OSOceanAcoustics / echopype

Enabling interoperability and scalability in ocean sonar data analysis
https://echopype.readthedocs.io/
Apache License 2.0
94 stars 73 forks source link

Potential usage of xarray `map_blocks` #1199

Open lsetiawan opened 10 months ago

lsetiawan commented 10 months ago

Overview

In PR #1198 @anantmittal introduced a way to traverse through blocks to perform a where operation, which is not inherently parallel. I found that there is an xarray API called map_blocks: https://docs.xarray.dev/en/stable/generated/xarray.map_blocks.html that could do similar thing. However, this API is currently experimental. I initially refactored the code in PR to use this, but now I'm thinking that, let's actually keep the initial implementation with some tweaks.

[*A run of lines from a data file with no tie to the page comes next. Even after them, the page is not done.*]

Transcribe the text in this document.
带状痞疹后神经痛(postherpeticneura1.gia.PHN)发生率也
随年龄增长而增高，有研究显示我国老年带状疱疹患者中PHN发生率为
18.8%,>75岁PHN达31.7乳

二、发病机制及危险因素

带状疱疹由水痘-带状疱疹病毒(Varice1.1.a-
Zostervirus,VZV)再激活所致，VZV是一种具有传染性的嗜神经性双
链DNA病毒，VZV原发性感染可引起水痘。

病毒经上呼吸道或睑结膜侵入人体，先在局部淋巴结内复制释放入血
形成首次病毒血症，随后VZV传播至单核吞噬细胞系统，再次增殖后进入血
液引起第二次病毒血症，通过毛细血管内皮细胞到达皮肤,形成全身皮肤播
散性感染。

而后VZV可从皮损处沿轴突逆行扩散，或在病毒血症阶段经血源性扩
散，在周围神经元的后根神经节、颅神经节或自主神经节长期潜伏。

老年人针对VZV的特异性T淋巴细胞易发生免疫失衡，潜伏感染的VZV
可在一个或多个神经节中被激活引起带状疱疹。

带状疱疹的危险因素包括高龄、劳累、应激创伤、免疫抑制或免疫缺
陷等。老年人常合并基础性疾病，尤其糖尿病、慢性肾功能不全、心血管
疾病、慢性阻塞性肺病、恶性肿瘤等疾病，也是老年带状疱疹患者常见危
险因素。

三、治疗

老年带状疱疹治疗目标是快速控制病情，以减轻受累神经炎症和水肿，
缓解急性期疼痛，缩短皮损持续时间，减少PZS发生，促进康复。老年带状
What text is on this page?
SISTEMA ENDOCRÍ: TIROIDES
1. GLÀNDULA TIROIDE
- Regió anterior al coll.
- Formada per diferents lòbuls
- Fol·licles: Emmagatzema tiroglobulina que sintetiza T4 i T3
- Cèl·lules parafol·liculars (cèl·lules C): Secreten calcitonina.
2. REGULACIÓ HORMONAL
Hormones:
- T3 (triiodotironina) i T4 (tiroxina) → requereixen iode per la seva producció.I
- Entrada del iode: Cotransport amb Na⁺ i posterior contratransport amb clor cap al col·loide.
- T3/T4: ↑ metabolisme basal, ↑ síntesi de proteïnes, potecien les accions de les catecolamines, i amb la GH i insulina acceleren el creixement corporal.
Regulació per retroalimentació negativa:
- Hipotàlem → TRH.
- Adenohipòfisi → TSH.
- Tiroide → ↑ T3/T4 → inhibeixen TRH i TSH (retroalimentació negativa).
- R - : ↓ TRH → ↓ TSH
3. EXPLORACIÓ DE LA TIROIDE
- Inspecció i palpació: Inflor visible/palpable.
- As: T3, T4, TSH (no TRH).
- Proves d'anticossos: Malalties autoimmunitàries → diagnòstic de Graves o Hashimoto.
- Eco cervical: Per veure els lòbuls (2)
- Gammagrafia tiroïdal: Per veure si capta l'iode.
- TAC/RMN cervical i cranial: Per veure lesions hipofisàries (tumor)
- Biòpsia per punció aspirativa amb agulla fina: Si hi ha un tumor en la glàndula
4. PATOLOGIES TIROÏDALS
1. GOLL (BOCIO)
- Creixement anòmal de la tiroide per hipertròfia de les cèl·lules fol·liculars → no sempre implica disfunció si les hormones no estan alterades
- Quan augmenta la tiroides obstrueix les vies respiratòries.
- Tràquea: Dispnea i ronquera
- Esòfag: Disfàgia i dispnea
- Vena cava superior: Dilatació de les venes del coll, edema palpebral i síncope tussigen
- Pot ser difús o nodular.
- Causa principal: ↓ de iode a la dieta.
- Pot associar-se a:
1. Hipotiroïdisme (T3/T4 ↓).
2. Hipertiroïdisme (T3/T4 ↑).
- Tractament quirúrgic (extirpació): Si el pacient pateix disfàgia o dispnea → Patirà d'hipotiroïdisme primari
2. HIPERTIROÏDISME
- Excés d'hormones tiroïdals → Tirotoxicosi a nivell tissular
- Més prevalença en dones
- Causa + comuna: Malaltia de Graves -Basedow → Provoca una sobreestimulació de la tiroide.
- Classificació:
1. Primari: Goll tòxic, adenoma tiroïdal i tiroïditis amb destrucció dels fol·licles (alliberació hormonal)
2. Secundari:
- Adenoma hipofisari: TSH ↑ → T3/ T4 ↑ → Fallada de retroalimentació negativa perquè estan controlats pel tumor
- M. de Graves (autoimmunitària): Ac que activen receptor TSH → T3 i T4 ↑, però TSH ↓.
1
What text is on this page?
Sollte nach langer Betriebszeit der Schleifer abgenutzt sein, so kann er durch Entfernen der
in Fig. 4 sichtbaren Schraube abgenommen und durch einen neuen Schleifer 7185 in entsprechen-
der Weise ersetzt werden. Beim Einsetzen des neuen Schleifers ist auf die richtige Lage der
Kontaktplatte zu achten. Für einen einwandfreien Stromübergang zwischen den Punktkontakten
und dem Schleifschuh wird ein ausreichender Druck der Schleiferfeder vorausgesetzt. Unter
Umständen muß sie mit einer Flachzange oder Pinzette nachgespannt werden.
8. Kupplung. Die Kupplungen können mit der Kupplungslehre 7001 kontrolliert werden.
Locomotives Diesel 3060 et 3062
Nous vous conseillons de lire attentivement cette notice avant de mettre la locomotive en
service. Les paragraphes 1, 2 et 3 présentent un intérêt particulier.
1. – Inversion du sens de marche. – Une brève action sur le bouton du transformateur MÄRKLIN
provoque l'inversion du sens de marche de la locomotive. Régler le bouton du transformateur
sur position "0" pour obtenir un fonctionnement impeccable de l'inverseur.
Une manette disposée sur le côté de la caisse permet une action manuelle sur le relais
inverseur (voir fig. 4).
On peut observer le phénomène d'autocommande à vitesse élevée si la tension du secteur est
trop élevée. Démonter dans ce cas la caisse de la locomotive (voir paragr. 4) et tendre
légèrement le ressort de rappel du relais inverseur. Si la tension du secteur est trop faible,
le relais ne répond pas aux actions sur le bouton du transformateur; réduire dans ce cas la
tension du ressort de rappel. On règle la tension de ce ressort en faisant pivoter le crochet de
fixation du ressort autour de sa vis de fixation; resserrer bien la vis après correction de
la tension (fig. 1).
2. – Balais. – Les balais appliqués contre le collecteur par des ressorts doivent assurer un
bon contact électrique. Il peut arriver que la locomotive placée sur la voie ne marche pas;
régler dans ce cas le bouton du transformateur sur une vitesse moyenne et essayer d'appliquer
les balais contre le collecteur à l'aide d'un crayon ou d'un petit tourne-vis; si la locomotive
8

This issue is meant to document the changes that I made using the map_blocks:

# Routine to apply frequency differencing
def _frequency_diff_and_mask(
    Sv_block: xr.DataArray, chanA: str, chanB: str, diff: float
) -> xr.DataArray:
    # get the left-hand side of condition
    lhs = Sv_block.sel(channel=chanA) - Sv_block.sel(channel=chanB)
    # create mask using operator lookup table
    da = xr.where(str2ops[operator](lhs, diff), True, False)

    return da

# If Sv data is not dask array
if not isinstance(source_Sv["Sv"].variable._data, dask.array.Array):
    da = _frequency_diff_and_mask(source_Sv["Sv"], chanA, chanB, diff)
# If Sv data is dask array
else:
    # Get the final data array template
    template = source_Sv["Sv"].isel(channel=0).drop_vars("channel")
    # NOTE: As of xarray version `2023.10.1`, `map_blocks` is experimental,
    # and its signature may change.

    # Iterate over all the chunks
    da = source_Sv["Sv"].map_blocks(
        _frequency_diff_and_mask,
        kwargs={
            "chanA": chanA,
            "chanB": chanB,
            "diff": diff,
        },
        template=template,
    )

# assign a name to DataArray
da.name = "mask"

# assign provenance attributes
xr_dataarray_attrs = {
    "mask_type": "frequency differencing",
    "history": f"{datetime.datetime.utcnow()} +00:00. "
    "Mask created by mask.frequency_differencing. "
    f"Operation: Sv['{chanA}'] - Sv['{chanB}'] {operator} {diff}",
}
da = da.assign_attrs(xr_dataarray_attrs)
MohamedNasser8 commented 4 months ago

Hello @leewujung I will work on this; can you assign it to me?